吉祥寺最新書店事情

 久々に吉祥寺へ繰り出す。
 先月、新しく伊勢丹の上にジュンク堂がオープンしたと聞き、様子を見に行く。
 吉祥寺には大手の書店として、駅ビルの地下に啓文堂があり、ジュンク堂と競合することは間違いない。それ以外に、パルコブックセンター(PBC)、ブックスるーえ、ヴィレッジバンガードビレバン)など、中小規模で特色ある品揃えの書店が存在する。ジュンク堂が参入したのはいいが、どうやって周辺との差別化を図る気なのか。
 伊勢丹の6Fがまるまるジュンク堂になっていた。
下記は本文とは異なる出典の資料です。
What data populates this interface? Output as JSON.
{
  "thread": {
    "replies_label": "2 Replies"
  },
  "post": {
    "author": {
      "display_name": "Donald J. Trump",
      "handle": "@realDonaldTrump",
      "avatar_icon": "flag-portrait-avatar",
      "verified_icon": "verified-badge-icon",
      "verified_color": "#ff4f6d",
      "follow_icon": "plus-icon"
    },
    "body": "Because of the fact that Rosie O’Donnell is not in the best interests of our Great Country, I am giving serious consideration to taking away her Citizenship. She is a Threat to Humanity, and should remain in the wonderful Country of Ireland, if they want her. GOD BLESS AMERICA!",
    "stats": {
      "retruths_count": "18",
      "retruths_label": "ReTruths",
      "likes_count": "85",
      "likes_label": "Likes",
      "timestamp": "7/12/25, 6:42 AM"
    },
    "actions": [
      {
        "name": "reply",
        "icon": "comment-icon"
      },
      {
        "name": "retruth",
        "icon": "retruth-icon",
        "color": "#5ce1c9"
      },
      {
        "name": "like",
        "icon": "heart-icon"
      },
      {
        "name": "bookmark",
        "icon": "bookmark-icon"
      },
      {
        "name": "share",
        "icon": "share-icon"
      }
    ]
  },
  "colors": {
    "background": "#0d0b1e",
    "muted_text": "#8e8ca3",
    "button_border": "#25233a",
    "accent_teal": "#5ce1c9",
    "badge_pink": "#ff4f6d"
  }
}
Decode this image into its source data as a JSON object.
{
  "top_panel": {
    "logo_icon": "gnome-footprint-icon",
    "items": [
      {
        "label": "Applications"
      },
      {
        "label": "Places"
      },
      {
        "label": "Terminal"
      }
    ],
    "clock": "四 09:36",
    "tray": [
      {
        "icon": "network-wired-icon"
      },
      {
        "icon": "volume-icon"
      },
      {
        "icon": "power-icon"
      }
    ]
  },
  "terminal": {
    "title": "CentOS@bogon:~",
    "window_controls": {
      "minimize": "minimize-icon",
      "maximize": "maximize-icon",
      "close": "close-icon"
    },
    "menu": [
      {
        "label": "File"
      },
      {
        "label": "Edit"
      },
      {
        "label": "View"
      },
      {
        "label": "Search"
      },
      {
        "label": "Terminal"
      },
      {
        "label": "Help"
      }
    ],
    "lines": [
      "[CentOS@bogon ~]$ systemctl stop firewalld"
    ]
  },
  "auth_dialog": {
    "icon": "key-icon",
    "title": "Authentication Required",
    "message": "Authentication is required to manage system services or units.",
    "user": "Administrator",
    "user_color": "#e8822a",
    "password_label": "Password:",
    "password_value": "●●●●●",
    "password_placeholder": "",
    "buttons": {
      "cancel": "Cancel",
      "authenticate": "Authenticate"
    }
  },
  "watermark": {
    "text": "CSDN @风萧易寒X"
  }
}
広さとしては、感覚的に啓文堂の半分強、PBCよりも広いぐらいだろうか。まず目を引いたのが、コミックコーナーの配置。店の一番奥、狭い通路を抜けた一ブロックをコミックコーナーに宛てている。そもそもそれほど広くない上に、お勧め本の棚に空きがあり(しかもお勧め本はワンピースだった)、あまり重点はおいていない風である。
 逆に、エスカレーターをあがった正面には、ファッション系のムック本を配置するなど、ファッション、デザイン系の雑誌を目につきやすいところに配置していた。もう一点、特徴的だったのが、棚一列だけだが、洋書のペーパーバックを置いている点。PBCビレバンにも時々おいてあるものの、常備している量としては、吉祥寺で最多ではないだろうか。コミックやビジネス書を切って、ファッション、インテリア等の本をプッシュしているのは、デパートに来る有閑マダムがターゲット、ということなのだろう。面置きしている本も少なく、ポップも控えめで、全体的に落ち着いた雰囲気になっているのは悪くない。
 それにしても、少し通路が長すぎやしませんか? 15メートルぐらいずっと棚が続いていると、隣の列の本を見るのが大変だったりする。少しでも置ける本を増やしたい一心だろうけど。でも、これだけ書店がひしめいている吉祥寺で、蔵書量で勝負するのはあまりメリットがない気がする。量とアクセスで啓文堂にかなわず、コミックスではるーえに一歩劣り、ファッション系の本でPBCと競合し、洋書で他の書店と差別化しているのが現状だろうか。現状のような「それなりに何でもある」八方美人の品揃えだとロスが大きいので、そのうち女性に特化した店づくりをしてきそうな予感がするけど、どうなんだろう?